Um exemplo ao vivo de como isso acontece poderá ser visto na Síria. Nas áreas sob controle de rebeldes, que agora viraram governo, o hijab já é obrigatório. Com todos os horríveis defeitos de uma ditadura brutal, o regime derrubado de Bashar Assad promovia uma versão modernizada da religião muçulmana e seitas a ela ligadas. As mulheres cristãs, obviamente, não tinham que cobrir a cabeça.
Isso muito provavelmente não vai durar agora que fundamentalistas sunitas tomaram o poder.
Na versão xiita, a obsessão com cabelos femininos é a mesma. No Irã, é obrigatório usar o chador – véu na cabeça e um manto ou casaco comprido que disfarce as formas do corpo.
Temporariamente, foi suspensa uma lei que tornava mais rígido ainda o uso do chador. O regime iraniano está numa fase em que não pode se permitir novas ondas de protesto pela repressão às mulheres. “Perdeu” a Síria, depois de investir muito dinheiro e prestígio na proteção ao regime Assad. Viu a decapitação de seus apaniguados no Líbano, o Hezbollah. E sentiu em seu próprio território o peso da retaliação israelense, que destruiu seus sistemas de defesa antiaérea.
SHOW VIRTUAL
Mas é garantido que, quando a situação estiver mais estabilizada, retomará a aplicação da nova lei, com penas de até quinze anos de prisão e detalhes perversos, como exigir que empregadores e até pessoas comuns denunciem desvios no uso do chador.
Controlar a maneira como as mulheres se vestem ficou mais difícil com as redes sociais, com a multiplicação infinita de imagens. Mas isso não impediu a prisão, na semana passada, da cantora Parastoo Ahmadi por ter transmitido um show virtual sem usar o pano na cabeça.

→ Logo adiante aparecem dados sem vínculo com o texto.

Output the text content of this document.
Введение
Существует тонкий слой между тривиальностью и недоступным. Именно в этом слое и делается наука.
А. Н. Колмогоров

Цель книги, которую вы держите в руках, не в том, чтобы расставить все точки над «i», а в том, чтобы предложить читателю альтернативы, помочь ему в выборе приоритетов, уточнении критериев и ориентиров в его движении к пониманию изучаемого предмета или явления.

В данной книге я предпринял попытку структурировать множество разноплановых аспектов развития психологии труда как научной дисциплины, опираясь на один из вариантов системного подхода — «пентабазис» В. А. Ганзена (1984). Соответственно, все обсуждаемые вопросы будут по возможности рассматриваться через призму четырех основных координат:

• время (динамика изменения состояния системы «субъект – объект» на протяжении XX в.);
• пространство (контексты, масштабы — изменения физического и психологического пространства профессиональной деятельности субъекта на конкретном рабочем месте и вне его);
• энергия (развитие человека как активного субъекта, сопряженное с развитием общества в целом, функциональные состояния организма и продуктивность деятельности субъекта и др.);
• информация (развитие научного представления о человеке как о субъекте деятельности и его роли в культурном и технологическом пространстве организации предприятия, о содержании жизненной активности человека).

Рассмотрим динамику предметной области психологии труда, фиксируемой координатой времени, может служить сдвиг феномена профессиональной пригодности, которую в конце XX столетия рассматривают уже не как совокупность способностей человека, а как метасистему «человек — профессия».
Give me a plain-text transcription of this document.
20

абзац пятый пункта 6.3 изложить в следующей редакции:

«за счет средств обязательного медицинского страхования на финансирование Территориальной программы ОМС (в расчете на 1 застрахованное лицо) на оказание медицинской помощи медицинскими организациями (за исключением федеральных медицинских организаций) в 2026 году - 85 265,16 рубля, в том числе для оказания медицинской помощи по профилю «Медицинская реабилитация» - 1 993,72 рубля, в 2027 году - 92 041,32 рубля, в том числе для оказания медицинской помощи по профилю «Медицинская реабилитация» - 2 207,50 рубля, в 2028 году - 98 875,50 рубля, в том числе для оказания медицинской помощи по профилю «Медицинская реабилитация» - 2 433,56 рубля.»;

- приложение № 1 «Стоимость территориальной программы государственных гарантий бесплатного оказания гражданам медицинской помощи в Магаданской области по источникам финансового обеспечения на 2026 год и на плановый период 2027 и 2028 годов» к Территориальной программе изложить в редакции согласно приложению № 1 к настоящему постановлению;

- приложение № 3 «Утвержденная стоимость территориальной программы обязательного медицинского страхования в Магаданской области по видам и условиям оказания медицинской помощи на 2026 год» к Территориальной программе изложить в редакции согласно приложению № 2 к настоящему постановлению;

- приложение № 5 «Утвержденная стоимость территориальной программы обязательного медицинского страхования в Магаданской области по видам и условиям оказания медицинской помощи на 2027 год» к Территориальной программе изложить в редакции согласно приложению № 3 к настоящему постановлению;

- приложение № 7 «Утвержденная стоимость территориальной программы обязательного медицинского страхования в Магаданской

No Afeganistão, sem nenhum tipo de oposição interna, pelo menos com força suficiente para intimidar o regime, os talibãs continuarão a terrível opressão que praticam em nome da defesa da “castidade”. É como se as mulheres estivessem sendo apagadas da vida, eliminando até o seu direito de falar.
Uma crueldade coletiva como poucas vezes aconteceu antes na história da humanidade, ocorrendo agora no começo do ano final do primeiro quarto do século XXI, bem diante de nossos olhos impotentes.